Our second work exploits cache side-channel leakage in data processing 
libraries of AI systems. Modern AI systems accept high-dimensional media data 
(e.g., images, audios) as inputs and adopt data processing libraries (e.g., 
Libjpeg, FFmpeg) to handle different input formats; recovering AI inputs is 
inherently challenging given the high dimension and complex format of such 
data. Unlike prior works that operate on data bytes (e.g., pixel values of an 
image), we focus on semantic information in AI inputs (e.g., what constitutes a 
face in an image) and significantly reduce the complexity of SCA. Our pipeline 
is unified for different formats of AI inputs and is fully automated. We also 
propose low-cost yet effective mitigation for the leakage.

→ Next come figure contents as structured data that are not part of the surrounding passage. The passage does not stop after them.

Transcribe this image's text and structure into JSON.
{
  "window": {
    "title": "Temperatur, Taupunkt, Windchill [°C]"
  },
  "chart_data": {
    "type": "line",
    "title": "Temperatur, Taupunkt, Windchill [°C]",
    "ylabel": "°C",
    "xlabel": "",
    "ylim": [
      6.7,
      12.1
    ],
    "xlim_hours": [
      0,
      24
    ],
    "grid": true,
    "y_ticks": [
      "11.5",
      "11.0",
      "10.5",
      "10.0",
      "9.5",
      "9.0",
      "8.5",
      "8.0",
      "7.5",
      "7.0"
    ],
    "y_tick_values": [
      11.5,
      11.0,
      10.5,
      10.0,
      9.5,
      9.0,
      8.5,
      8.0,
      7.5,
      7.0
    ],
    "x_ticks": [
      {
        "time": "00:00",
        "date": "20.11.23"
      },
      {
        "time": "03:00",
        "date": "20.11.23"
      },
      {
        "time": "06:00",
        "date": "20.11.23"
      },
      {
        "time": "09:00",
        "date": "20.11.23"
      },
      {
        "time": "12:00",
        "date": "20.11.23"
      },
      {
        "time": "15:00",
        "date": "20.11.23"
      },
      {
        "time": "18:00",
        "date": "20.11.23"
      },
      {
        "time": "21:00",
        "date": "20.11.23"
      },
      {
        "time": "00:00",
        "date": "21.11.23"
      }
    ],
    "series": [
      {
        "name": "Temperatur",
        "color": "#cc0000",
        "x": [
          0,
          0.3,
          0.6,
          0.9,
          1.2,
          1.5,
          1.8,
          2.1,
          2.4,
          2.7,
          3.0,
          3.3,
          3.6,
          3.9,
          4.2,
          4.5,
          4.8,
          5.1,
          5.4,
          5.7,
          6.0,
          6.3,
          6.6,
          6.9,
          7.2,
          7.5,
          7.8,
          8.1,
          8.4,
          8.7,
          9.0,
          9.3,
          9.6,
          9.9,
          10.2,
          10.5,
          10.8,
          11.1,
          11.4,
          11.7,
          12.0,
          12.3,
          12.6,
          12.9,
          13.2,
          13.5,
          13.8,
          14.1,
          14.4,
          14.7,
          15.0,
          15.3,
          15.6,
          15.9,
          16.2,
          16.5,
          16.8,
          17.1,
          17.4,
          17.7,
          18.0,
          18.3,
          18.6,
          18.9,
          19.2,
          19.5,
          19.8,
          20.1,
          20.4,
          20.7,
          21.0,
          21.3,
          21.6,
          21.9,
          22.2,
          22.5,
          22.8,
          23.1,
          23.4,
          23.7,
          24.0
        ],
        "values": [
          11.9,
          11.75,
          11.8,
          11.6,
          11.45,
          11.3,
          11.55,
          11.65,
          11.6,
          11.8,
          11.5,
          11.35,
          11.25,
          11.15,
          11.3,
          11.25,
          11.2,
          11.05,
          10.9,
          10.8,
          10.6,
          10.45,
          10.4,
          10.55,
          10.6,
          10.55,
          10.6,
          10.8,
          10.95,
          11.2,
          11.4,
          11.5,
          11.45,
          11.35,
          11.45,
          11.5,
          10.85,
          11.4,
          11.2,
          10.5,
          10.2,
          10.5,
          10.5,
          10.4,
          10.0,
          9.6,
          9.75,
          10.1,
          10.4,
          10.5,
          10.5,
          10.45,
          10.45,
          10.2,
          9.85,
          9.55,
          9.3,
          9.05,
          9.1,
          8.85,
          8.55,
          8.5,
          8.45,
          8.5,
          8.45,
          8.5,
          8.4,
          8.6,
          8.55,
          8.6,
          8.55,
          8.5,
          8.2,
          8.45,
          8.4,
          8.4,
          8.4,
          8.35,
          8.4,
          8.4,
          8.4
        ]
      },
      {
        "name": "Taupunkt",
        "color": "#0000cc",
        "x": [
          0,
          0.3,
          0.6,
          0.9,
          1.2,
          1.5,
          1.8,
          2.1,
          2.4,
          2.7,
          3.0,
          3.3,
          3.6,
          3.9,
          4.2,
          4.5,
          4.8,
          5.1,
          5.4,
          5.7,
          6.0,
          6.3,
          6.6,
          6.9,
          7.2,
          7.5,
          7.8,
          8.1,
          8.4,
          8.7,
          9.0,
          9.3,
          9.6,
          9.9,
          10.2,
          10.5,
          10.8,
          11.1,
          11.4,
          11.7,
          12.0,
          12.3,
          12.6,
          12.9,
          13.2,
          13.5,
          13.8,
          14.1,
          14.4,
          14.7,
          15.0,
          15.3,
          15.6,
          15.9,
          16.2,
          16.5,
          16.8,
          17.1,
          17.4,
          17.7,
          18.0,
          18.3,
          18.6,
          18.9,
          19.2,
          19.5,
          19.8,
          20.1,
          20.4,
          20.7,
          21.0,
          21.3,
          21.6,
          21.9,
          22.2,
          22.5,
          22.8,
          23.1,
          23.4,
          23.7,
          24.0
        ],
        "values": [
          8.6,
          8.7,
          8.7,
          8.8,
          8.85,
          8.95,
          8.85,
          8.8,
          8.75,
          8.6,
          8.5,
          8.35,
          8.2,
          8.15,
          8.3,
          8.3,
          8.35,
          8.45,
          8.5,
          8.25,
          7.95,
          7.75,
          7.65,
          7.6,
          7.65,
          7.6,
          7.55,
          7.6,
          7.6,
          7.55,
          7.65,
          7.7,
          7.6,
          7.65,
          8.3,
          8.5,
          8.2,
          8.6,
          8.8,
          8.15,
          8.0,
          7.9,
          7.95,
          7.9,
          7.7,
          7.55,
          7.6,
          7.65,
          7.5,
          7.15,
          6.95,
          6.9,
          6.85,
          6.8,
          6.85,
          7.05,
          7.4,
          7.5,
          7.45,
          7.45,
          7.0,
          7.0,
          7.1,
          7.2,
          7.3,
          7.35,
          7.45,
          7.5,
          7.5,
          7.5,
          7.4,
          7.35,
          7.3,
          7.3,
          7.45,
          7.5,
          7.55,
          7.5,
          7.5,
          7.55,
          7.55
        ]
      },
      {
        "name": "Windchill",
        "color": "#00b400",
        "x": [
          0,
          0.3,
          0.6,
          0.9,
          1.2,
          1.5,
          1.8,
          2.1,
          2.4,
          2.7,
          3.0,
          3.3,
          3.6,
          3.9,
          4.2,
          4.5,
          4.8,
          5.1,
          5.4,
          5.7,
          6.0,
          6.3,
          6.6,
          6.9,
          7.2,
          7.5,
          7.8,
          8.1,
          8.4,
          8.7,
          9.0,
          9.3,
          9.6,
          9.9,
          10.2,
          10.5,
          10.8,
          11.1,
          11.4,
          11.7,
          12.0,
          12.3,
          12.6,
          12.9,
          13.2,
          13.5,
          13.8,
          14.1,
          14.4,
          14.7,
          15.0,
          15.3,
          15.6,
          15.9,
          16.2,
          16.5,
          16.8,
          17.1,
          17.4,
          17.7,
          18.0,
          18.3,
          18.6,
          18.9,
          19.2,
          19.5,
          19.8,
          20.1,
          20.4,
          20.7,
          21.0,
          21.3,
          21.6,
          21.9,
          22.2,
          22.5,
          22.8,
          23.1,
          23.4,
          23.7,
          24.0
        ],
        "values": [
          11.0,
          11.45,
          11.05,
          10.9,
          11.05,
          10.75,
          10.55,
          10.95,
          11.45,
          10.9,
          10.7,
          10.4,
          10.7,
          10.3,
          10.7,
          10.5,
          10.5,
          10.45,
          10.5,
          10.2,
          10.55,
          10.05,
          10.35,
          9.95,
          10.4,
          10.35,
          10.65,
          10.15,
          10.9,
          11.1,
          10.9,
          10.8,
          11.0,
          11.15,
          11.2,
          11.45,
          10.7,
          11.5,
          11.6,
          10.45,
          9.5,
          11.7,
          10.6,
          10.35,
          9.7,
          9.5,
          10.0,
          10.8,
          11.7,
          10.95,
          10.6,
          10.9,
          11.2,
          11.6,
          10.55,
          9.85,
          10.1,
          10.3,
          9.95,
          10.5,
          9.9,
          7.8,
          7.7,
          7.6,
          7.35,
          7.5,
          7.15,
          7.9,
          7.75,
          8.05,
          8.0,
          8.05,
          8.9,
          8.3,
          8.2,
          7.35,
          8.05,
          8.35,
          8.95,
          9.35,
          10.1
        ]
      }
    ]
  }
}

Our third work further investigates data leakage induced by computations of the 
internal AI models and focuses on trusted execution environments (TEEs). 
Despite that TEEs are widely employed to ensure secure AI computation on 
untrusted host machines, we show that this security belief is violated due to 
the recently disclosed ciphertext side channels in TEEs: a malicious host can 
precisely recover AI inputs from the encrypted ciphertext in TEEs. We 
systematically examine the leakage in AI runtime interpreters including 
TensorFlow and PyTorch, and study how their different computation paradigms 
affect the leakage. Our results also show that optimizations in AI compilers 
(e.g., TVM, Glow) can enlarge the leakage in AI executables.

Our fourth work studies how AI models can be extracted under TEE protection by 
exploiting ciphertext side channels. This work for the first time demonstrates 
the feasibility and practicality of recovering AI models' weights from 
microarchitecture side channels. We implement a highly stealthy tool, 
HyperTheft, that can recover weights by observing the AI model's one execution 
without querying the model. The recovered model weights constantly achieve 
77%~97% under different attack scenarios. Based on HyperTheft's results, we 
further show how different downstream attacks can be enabled to leak training 
data and manipulate the AI system's outputs.


Date:                   Friday, 31 May 2024

Time:                   2:00pm - 4:00pm

Venue:                  Room 4475
                        Lifts 25/26

Committee Members:      Dr. Shuai Wang (Supervisor)
                        Prof. Shing-Chi Cheung (Chairperson)
                        Dr. Yangqiu Song
                        Dr. Long Chen